Ah, the joys of fall. The leaves crunching underneath your shoes, the smell of baked pies and burning wood wafting through the air, and the brightly colored trees to gaze at outside your window. Then, winter arrives with its own set of wonders. You enter the holiday season, the slew of sweet treats continues, and the prospect of snow is on the horizon. There is a good reason why people get excited about the transition to fall and winter. However, people who are affected by seasonal depression often have a different experience.
According to the National Institute for Mental Health (NIMH), Seasonal Affective Disorder (SAD) is a type of depression that coincides with certain seasons. For most patients, symptoms appear in the fall and last throughout the winter months. Some people do experience SAD in the spring and summer, though it is much less common.
Those affected by the winter pattern of SAD experience common symptoms of major depression as well as symptoms specific to humans’ biological nature in correlation to the fall and winter months. Bill McClendon, Franklin High School’s AP Psychology teacher, points out that winter is supposed to be a time of rest. This is why many species undergo hibernation in the winter. Humans do not live in perfect accordance with nature, however, and the business of work, school, and life does not slow down to adapt to our biological rhythms. Therefore, people often feel more sluggish, tired and drained during fall and winter, especially those diagnosed with SAD. According to McClendon, this has to do with the overall lack of light during this time of year. When your brain is no longer exposed to light, melatonin, the sleep hormone, is released by the pineal gland. This explains why people tend to feel more alert and energized during the summer instead of the prolonged periods of exhaustion that occur in the winter.

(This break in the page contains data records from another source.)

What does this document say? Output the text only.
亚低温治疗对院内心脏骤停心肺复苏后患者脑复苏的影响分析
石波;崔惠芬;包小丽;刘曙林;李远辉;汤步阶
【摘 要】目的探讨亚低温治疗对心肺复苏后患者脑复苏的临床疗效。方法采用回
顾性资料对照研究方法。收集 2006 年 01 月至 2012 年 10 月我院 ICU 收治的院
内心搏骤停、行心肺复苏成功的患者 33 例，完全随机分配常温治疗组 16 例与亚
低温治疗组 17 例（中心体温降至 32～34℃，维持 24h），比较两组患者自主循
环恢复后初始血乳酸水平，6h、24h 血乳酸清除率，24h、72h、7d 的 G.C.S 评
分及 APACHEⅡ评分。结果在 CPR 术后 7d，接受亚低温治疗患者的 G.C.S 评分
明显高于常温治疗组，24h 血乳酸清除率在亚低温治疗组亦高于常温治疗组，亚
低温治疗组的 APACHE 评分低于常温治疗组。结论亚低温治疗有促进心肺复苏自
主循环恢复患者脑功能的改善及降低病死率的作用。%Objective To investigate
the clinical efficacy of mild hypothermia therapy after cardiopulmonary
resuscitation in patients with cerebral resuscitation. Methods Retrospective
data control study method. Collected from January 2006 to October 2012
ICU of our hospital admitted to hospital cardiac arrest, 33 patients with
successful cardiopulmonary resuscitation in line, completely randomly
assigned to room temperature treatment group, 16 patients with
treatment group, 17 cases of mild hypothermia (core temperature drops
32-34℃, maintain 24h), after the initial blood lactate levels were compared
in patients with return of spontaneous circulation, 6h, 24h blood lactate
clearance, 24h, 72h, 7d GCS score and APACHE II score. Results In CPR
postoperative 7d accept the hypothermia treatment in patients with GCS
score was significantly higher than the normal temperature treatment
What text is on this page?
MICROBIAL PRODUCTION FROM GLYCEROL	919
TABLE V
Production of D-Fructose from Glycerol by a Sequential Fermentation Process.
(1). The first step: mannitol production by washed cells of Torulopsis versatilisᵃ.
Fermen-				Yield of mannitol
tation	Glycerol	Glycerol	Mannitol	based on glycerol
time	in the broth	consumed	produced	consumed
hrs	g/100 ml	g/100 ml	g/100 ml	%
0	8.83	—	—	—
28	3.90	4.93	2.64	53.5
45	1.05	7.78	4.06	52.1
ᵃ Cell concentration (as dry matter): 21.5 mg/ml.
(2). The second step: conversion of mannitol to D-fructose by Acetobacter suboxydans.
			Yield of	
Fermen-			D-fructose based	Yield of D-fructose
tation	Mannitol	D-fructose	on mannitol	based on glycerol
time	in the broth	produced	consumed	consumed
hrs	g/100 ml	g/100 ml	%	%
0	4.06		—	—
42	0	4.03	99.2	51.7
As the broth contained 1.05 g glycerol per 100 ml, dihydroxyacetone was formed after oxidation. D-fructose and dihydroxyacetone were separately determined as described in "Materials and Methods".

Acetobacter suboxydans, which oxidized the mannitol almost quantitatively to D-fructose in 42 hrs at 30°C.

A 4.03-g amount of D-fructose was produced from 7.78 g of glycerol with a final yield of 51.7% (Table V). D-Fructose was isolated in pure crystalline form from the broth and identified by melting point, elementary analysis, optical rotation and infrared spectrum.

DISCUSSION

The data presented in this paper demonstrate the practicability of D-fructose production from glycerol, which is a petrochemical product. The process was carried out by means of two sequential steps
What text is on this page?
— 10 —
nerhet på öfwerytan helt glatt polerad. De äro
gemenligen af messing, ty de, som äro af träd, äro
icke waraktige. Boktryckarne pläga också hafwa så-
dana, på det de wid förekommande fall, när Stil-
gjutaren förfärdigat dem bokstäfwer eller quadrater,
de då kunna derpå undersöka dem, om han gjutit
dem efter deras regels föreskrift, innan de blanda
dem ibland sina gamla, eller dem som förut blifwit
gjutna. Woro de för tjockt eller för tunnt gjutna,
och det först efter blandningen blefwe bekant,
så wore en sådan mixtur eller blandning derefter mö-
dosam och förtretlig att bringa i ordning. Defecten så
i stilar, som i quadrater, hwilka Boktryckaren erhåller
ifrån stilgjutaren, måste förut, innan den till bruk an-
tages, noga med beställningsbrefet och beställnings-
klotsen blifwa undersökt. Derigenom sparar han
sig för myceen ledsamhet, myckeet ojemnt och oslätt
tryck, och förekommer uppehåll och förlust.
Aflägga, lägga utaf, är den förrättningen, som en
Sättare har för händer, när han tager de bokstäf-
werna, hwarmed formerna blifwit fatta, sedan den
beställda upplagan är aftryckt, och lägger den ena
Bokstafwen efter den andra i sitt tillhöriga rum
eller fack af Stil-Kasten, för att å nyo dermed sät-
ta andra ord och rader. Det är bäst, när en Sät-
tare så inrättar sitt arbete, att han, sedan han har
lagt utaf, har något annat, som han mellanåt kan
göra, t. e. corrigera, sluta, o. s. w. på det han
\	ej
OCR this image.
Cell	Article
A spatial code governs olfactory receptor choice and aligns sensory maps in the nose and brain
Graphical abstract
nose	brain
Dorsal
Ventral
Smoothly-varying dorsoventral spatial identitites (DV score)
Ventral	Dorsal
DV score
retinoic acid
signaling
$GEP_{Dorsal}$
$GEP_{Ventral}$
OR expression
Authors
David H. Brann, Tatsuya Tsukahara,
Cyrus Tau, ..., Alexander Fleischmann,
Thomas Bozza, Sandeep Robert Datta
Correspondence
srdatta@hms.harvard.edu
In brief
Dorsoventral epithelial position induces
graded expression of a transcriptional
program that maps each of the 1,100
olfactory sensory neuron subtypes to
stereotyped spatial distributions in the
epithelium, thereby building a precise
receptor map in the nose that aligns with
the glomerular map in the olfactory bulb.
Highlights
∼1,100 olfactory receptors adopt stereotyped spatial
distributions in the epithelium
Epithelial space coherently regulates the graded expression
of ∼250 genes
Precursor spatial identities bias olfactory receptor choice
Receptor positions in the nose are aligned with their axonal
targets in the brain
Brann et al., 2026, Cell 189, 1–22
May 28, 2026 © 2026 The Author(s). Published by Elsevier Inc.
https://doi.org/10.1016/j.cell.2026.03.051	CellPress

However, people with SAD experience these biological trends on a more heightened scale. “When there’s less and less light, it’s hard to describe, but it kind of feels like a drain of all energy, creativity, and will to do anything,” says former Franklin student Mira Hartley (11). Hartley, who is diagnosed with SAD, provides insight to the fact that while SAD does have to do with the seasonal biological rhythms affecting everyone, it also is resemblant of major depression. Among the most common symptoms of major depression is what Hartley refers to as the lack of a “will to do anything.” Even the smallest tasks such as getting out of bed in the morning require a tremendous amount of effort. “I don’t ever want to do anything,” continues Hartley. “I feel very unproductive, drained, and stuck.” According to NIMH, some other symptoms commonly experienced by those diagnosed with major depression or SAD include persistent feelings of sadness or anxiety, changes in appetite, feelings of hopelessness and in more extreme cases, thoughts of suicide or suicide attempts. McClendon brings up that though everyone produces more melatonin in the winter than they do in the summer, the belief is that people with SAD are overproducing melatonin during this time of year. Because serotonin, a neurotransmitter responsible for feelings of happiness, is sometimes converted into melatonin, this overproduction likely means that serotonin levels are below where they should be, providing a chemical explanation for these depressive episodes.
This all sounds very dark and gloomy, and while there’s no sugarcoating depression, it isn’t all bad. There are numerous ways to treat depression, seasonal or not. Of course, there are traditional treatments like medication and psychotherapy, but there are also small, personal lifestyle changes that can make an impact. For example, most people underestimate the effect of their diet on their mental health. The Mental Health Foundation advocates for a balanced and nutritional diet due to its correlation with feelings of wellbeing and positive trends in mental health. Additionally, some SAD patients purchase special lamps to use for light therapy. Some of these lamps are labeled as “Happy Lights,” but even simply switching your light bulbs to full spectrum can do the trick.
Of course, it would be ignorant to say that a healthy diet and increased exposure to full-spectrum light cures SAD or depression on its own. In reality, they are each one piece of a very large and complex puzzle that we call mental health. Numerous factors influence our mood and wellbeing, some of which we have no control over. My advice to you is to stay on top of what you can control to the best of your ability.
To all of you struggling with seasonal depression right now, you got this! You are loved, strong, brave, and most certainly not alone. Keep up the fight!